Modern government rests increasingly on assumptions the Founders rejected. It assumes that good faith can substitute for structure; that expertise can replace limits; that intention can excuse concentration. Where the Constitution once demanded explicit authorization, contemporary governance often relies on inference. Where it once required amendment, it now accepts interpretation. Where it once imposed friction, it now prizes efficiency.

This shift is not the product of a single usurpation, but of a gradual change in temperament. Power is no longer regarded as something to be watched, but as something to be managed; not as a danger to be restrained, but as a tool to be optimized. In such an environment, distrust is dismissed as cynicism, and restraint as obstruction.

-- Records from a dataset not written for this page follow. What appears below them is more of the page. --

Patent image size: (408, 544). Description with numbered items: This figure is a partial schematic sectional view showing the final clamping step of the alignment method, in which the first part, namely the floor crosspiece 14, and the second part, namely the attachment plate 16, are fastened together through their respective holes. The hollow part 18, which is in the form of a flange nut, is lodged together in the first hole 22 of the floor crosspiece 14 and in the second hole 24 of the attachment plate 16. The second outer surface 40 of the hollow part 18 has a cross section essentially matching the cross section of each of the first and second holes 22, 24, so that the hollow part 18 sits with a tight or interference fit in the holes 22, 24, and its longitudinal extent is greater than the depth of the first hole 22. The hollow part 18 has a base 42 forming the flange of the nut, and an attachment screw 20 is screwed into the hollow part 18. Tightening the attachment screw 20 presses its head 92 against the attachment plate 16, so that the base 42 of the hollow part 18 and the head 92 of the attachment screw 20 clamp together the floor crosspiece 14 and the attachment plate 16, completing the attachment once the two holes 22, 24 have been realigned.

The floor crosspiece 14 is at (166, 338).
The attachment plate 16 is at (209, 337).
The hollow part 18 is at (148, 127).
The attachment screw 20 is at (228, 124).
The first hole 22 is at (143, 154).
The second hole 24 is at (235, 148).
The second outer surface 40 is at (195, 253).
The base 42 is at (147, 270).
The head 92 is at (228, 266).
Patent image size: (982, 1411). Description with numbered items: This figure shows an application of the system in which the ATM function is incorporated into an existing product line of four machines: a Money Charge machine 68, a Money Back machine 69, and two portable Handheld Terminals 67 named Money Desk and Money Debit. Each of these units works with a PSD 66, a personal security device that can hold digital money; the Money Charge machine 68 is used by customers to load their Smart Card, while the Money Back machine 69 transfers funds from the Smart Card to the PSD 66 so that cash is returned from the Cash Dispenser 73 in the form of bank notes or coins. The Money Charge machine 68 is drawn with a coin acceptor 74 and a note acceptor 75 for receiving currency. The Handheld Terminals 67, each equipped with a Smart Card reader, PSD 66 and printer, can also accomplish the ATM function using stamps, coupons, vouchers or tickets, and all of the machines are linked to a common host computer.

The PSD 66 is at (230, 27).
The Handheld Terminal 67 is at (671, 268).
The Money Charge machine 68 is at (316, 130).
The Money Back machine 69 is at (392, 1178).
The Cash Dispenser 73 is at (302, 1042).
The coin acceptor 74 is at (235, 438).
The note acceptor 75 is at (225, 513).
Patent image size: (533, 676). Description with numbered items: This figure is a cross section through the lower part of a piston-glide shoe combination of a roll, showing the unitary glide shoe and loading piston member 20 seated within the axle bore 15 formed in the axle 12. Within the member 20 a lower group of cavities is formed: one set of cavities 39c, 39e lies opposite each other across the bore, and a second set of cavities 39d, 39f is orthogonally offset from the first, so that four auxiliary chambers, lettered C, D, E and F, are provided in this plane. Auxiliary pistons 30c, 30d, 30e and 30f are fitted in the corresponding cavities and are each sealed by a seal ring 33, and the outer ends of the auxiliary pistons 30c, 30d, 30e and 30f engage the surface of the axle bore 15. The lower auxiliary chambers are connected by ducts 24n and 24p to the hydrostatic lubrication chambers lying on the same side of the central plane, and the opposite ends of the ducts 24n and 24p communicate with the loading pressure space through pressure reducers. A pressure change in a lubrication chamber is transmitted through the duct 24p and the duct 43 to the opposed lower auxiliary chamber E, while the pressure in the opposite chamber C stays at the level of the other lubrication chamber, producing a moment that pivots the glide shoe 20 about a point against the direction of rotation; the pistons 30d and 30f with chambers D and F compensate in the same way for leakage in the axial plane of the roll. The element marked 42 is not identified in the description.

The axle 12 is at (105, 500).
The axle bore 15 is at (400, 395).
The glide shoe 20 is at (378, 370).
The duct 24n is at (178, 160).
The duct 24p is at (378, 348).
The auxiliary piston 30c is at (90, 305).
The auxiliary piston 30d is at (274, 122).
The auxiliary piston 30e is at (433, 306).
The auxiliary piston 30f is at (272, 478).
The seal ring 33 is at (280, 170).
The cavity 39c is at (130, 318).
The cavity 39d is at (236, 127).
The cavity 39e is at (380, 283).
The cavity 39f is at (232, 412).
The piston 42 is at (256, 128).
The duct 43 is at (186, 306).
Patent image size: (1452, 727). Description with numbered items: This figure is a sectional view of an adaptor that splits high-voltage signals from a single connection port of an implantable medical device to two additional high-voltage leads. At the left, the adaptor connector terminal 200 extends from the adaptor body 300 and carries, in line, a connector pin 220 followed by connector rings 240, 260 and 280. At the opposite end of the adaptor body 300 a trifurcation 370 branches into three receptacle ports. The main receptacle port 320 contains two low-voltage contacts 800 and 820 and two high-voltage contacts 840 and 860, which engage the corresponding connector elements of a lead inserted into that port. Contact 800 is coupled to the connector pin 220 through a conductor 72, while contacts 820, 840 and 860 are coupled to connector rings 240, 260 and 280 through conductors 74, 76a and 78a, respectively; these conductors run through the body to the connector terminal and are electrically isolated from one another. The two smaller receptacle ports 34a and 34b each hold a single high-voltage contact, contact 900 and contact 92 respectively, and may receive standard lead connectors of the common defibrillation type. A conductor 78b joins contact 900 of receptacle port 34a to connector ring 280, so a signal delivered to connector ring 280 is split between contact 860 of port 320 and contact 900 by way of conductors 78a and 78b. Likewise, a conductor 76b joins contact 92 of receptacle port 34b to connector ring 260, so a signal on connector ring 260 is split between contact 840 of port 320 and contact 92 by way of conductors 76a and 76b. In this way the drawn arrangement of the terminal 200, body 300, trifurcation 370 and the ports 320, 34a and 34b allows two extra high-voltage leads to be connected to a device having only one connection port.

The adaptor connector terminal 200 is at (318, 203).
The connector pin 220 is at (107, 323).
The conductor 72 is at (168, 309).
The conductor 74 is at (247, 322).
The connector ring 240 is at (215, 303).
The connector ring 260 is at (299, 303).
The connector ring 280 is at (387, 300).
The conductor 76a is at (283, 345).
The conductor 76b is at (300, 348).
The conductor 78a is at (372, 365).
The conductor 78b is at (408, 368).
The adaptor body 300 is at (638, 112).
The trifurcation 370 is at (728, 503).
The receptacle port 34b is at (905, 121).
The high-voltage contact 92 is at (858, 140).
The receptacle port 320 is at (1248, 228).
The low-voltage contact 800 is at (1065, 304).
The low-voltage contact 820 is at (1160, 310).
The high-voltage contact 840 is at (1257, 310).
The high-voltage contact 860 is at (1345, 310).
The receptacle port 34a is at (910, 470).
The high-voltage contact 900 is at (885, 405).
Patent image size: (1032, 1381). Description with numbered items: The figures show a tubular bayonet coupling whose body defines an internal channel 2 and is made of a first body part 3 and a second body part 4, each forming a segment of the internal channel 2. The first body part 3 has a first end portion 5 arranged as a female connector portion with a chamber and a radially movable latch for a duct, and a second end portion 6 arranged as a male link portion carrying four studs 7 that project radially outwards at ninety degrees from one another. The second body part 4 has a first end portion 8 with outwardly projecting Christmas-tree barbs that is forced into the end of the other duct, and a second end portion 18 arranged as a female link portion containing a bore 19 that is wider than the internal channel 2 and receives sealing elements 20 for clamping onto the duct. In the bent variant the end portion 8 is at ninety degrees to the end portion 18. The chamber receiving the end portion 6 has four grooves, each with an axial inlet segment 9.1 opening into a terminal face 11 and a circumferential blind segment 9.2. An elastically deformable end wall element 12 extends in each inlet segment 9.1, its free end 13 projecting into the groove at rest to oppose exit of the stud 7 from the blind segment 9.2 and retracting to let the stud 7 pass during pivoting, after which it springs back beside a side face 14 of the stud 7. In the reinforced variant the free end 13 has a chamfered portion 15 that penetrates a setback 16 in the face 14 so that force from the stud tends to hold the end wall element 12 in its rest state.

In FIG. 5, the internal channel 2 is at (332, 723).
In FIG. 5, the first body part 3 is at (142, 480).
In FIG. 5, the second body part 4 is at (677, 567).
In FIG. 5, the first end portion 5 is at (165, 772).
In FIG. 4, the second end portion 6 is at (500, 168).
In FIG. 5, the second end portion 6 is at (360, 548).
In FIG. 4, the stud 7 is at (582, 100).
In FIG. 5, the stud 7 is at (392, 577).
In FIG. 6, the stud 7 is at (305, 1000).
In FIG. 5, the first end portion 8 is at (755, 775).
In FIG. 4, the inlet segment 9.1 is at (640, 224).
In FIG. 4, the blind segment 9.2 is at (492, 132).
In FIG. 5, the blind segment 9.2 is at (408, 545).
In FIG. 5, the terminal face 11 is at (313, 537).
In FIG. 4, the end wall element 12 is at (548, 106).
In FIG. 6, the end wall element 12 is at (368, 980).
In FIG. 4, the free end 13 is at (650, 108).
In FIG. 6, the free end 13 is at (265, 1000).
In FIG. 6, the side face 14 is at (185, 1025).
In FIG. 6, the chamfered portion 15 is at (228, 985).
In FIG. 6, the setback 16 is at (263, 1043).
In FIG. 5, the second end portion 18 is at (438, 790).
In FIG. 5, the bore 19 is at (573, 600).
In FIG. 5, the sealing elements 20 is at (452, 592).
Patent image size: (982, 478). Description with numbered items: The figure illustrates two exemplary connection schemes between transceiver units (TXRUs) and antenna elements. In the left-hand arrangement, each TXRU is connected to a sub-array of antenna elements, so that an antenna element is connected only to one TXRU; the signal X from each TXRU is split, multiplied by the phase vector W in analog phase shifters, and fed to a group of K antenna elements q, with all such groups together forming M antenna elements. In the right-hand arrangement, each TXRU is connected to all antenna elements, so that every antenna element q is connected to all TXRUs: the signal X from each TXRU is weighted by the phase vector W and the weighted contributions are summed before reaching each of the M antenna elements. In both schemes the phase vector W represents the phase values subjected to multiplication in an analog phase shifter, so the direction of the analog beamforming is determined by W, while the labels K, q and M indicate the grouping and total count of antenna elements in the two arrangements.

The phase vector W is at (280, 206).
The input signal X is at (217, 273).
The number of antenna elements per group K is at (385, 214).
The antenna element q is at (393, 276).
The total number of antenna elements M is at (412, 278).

This dismissal is mistaken. Distrust of power is not hostility to government, but fidelity to republican principles. It is the recognition that authority, however well-intentioned, cannot be relied upon to police itself indefinitely. A system that depends on the virtue of its administrators has already abandoned the discipline of self-government.

Constitutional realism begins with an unflattering view of human nature -- not because people are irredeemable, but because they are predictable. They respond to incentives, adapt to opportunity, and justify what benefits them. A government that ignores these tendencies does not elevate humanity; it indulges it.

To expect power to respect its own limits is to expect what history has never delivered. Limits must be enforced externally, renewed deliberately, and defended even when inconvenient. Where this work is neglected, authority does not remain static. It expands to fill the space left by inattention.

The question, then, is not whether power will grow, but whether its growth will be anticipated and restrained by design, or tolerated until it becomes irreversible. A free people does not wait for abuse to become intolerable before acting. It attends to the conditions that make abuse possible.

Distrust, properly understood, is not a rejection of authority, but a safeguard of liberty. It is the habit of asking not only whether power is used for good ends, but whether it remains accountable to lawful bounds. Where that habit is preserved, self-government remains possible. Where it fades, freedom persists only by accident.

The purpose of this paper is not to inflame suspicion, but to restore sobriety. Power must be granted; it must be used; and it must be watched. A republic that forgets any one of these truths will eventually lose the others.